Nettovorderingen binnen het Eurosysteem afkomstig van Target2-transacties tegen de referentierente (deel van passiefpost 9.5 van de GB).

6.

Goud, waaronder vorderingen uit hoofde van aan de ECB overgedragen goud, voor een bedrag dat iedere NCB toestaat een gedeelte van haar goud te oormerken naar rato van haar aandeel in de verdeelsleutel voor het geplaatste kapitaal toegepast op het totale bedrag van het door alle NCB's geoormerkte goud (actiefpost 1 en deel van actiefpost 9.2 van de GB).

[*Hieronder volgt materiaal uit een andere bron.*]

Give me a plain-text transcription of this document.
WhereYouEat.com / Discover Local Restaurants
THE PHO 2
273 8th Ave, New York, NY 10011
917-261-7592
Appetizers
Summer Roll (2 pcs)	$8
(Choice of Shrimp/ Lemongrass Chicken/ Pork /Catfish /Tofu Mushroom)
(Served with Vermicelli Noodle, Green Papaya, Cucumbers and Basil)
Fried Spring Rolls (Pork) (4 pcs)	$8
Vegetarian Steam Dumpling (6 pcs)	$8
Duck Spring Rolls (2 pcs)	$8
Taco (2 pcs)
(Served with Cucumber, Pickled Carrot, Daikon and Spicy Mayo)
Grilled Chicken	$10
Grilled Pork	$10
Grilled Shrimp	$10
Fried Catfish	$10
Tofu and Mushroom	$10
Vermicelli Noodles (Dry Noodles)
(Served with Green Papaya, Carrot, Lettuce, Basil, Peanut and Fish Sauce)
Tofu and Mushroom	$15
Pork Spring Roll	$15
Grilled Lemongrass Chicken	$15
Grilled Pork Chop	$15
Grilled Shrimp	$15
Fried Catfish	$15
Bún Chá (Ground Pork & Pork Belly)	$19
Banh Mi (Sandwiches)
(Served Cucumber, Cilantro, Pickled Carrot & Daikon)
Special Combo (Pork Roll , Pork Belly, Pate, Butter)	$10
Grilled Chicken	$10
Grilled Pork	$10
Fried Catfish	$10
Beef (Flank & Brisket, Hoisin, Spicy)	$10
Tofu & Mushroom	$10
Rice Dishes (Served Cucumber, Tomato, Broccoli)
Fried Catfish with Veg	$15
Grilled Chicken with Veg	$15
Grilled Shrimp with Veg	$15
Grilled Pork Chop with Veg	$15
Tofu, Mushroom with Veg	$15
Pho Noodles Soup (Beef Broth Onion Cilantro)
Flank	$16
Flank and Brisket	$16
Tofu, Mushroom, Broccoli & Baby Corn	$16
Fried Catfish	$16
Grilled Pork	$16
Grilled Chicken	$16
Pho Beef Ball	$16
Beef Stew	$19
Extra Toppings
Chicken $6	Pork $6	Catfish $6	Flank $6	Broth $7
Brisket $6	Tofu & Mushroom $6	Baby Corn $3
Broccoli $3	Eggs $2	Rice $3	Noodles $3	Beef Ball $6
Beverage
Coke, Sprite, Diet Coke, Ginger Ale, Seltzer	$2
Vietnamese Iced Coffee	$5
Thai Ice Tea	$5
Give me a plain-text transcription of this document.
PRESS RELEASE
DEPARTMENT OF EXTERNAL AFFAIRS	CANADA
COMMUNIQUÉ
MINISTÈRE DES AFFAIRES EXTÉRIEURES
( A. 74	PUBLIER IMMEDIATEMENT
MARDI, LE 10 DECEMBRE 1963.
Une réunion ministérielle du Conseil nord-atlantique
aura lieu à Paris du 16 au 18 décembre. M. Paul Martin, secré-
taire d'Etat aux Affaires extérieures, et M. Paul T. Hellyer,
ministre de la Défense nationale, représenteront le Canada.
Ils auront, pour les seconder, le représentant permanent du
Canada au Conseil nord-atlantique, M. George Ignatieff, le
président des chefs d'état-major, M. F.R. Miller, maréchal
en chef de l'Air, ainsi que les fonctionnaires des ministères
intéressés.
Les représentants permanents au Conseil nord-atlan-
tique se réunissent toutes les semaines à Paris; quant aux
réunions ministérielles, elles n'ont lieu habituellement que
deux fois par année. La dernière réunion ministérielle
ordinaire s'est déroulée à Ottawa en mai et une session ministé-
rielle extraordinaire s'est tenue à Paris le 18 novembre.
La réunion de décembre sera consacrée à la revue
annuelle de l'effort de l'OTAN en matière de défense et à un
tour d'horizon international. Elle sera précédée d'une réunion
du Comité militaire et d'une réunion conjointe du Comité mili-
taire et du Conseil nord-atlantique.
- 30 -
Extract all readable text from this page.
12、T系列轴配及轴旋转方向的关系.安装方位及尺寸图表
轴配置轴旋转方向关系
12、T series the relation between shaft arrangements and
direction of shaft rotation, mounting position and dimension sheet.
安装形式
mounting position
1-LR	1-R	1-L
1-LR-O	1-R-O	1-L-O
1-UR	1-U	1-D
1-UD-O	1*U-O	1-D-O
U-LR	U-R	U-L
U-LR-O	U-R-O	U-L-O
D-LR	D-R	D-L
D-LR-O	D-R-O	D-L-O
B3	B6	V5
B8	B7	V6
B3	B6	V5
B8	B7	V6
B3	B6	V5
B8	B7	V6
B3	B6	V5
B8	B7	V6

In het kader van dit besluit wordt goud gewaardeerd op basis van de op 31 december 2002 geldende goudprijs per fine ounce.

7.

Vorderingen die vooraf verstrekt zijn krachtens Richtsnoer ECB/2006/9 verstrekte eurobankbiljetten, welke eurobankbiljetten voor de datum waarop naar de chartale euro werd omgeschakeld in omloop zijn gekomen (deel van actiefpost 4.1 van de GB tot de datum waarop naar de chartale euro werd omgeschakeld en vervolgens deel van de correspondentrekeningen onder actiefpost 9.5 van de GB), evenwel uitsluitend tot een dergelijke vordering deel wordt van de vorderingen binnen het Eurosysteem uit Target2-transacties.

8.

Openstaande vorderingen wegens wanbetaling van eurosysteemwederpartijen in het kader van eurosysteemkrediettransacties, en/of financiële activa of vorderingen (jegens derden), die toegeëigend en/of verkregen zijn na uitwinning van onderpand wegens wanbetaling van eurosysteemwederpartijen, welk onderpand die wederpartijen in het kader van eurosysteemkrediettransacties verstrekt hebben, worden niet langer ingedeeld onder actiefpost 5 van de GB (deel van actiefpost 11.6 van de GB).

9.

Opgebouwde rente geboekt per kwartaalultimo door elke NCB op monetairbeleidsverplichtingen met een looptijd van één jaar of langer (deel van passiefpost 11.5 van de GB).

B.

De waarde van de te oormerken activa van elke NCB wordt berekend overeenkomstig de geharmoniseerde grondslagen en regels inzake administratieve verantwoording en verslaglegging zoals vastgelegd in Richtsnoer ECB/2010/20.”